Spatially relative terms, such as “beneath,” “below,” “lower,” “above,” “upper,” and the like, may be used herein for ease of description to describe one element or feature's relationship to another element(s) or feature(s) as illustrated in the figures. It will be understood that the spatially relative terms are intended to encompass different orientations of the device in use or operation in addition to the orientation depicted in the figures. For example, if the device in the figures is turned over, elements described as “below” or “beneath” other elements or features would then be oriented “above” or “over” the other elements or features. Thus, the term “below” may encompass both an orientation of above and below. The device may be otherwise oriented (rotateddegrees or at other orientations), and the spatially relative descriptors used herein should be interpreted accordingly.

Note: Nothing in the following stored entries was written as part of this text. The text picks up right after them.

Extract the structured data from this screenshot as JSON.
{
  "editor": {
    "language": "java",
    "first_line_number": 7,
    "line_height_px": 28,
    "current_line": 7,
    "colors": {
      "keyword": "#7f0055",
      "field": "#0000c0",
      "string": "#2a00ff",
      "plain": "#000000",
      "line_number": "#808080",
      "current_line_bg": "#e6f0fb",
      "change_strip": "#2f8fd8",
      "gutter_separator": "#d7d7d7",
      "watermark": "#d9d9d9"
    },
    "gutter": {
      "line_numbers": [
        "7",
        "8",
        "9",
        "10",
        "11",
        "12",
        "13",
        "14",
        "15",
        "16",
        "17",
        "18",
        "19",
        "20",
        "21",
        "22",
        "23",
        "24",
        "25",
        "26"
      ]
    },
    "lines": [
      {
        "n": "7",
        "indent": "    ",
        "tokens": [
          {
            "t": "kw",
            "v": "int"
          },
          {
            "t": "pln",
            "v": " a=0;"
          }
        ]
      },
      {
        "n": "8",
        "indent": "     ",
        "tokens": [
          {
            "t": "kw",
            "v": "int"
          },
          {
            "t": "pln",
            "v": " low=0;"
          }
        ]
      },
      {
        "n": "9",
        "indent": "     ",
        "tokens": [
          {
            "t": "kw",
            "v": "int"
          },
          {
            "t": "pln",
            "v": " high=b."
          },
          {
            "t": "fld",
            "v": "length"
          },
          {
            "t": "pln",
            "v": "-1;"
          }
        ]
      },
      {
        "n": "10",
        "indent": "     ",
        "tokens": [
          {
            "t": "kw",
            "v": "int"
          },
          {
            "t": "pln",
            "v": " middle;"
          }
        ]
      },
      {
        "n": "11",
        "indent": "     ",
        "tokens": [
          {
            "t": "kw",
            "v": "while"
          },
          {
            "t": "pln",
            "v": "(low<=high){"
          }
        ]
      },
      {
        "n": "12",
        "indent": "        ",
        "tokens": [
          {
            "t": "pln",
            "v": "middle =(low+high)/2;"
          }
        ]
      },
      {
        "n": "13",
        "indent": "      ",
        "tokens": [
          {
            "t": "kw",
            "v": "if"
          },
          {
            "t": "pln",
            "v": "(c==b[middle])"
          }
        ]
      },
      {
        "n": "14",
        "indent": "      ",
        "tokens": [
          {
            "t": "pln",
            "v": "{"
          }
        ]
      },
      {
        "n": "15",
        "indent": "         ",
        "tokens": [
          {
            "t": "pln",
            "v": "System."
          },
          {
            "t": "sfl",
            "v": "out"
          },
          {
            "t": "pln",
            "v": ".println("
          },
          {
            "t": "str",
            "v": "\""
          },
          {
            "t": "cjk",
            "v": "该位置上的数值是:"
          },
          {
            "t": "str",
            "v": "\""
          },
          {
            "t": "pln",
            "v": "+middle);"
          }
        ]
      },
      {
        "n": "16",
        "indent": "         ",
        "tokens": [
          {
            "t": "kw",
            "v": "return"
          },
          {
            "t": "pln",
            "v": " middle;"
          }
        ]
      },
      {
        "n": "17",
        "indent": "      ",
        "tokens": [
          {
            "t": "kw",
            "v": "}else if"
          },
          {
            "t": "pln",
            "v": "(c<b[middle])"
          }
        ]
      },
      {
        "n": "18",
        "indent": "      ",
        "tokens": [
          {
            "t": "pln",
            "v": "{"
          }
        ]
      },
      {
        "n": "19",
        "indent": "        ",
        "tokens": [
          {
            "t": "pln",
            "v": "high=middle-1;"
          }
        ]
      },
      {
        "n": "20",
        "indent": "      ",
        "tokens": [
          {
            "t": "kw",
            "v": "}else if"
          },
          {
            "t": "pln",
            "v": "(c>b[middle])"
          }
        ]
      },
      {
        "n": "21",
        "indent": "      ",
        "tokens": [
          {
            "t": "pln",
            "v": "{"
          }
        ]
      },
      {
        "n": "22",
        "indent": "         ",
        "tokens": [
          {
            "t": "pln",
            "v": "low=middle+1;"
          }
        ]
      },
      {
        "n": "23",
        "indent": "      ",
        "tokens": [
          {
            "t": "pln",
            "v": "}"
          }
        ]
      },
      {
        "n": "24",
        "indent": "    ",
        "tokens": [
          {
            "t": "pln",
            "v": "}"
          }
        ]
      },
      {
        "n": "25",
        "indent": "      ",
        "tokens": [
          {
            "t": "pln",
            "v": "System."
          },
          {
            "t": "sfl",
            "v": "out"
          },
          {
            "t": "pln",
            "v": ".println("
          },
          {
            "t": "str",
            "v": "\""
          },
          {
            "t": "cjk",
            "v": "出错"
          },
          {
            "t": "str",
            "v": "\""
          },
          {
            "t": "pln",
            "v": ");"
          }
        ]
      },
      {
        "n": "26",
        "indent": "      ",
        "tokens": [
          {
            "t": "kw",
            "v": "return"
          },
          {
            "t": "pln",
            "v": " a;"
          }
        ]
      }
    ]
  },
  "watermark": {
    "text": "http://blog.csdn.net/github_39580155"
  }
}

The terminology used herein is for the purpose of describing embodiments of the present disclosure and is not intended to be limiting of the present disclosure. As used herein, the singular forms “a” and “an” are intended to include the plural forms as well, unless the context clearly indicates otherwise. It will be further understood that the terms “includes,” “including,” “comprises,” and/or “comprising,” when used in this specification, specify the presence of stated features, integers, steps, operations, elements, and/or components but do not preclude the presence or addition of one or more other features, integers, steps, operations, elements, components, and/or groups thereof.

Also, any numerical range disclosed and/or recited herein is intended to include all sub-ranges of the same numerical precision subsumed within the recited range. For example, a range of “1.0 to 10.0” is intended to include all subranges between (and including) the recited minimum value of 1.0 and the recited maximum value of 10.0, that is, having a minimum value equal to or greater than 1.0 and a maximum value equal to or less than 10.0, such as, for example, 2.4 to 7.6. Any maximum numerical limitation recited herein is intended to include all lower numerical limitations subsumed therein, and any minimum numerical limitation recited in this specification is intended to include all higher numerical limitations subsumed therein. Accordingly, Applicant reserves the right to amend this specification, including the claims, to expressly recite any sub-range subsumed within the ranges expressly recited herein. All such ranges are intended to be inherently described in this specification such that amending to expressly recite any such subranges would comply with the requirements of 35 U.S.C. § 112(a) and 35 U.S.C. § 132(a).

References to two compared elements, features, etc. as being “the same” may mean that they are “substantially the same”. Thus, the phrase “substantially the same” may include a case having a deviation that is considered low in the art, for example, a deviation of 5% or less. In addition, when a certain parameter is referred to as being uniform in a given region, it may mean that it is uniform in terms of an average.

Throughout the specification, unless otherwise stated, each element may be singular or plural.

Arranging an arbitrary element “above (or below)” or “on (under)” another element may mean that the arbitrary element may be disposed in contact with the upper (or lower) surface of the element, and another element may also be interposed between the element and the arbitrary element disposed on (or under) the element.

In addition, it will be understood that when a component is referred to as being “linked,” “coupled,” or “connected” to another component, the elements may be directly “coupled,” “linked” or “connected” to each other, or another component may be “interposed” between the components”.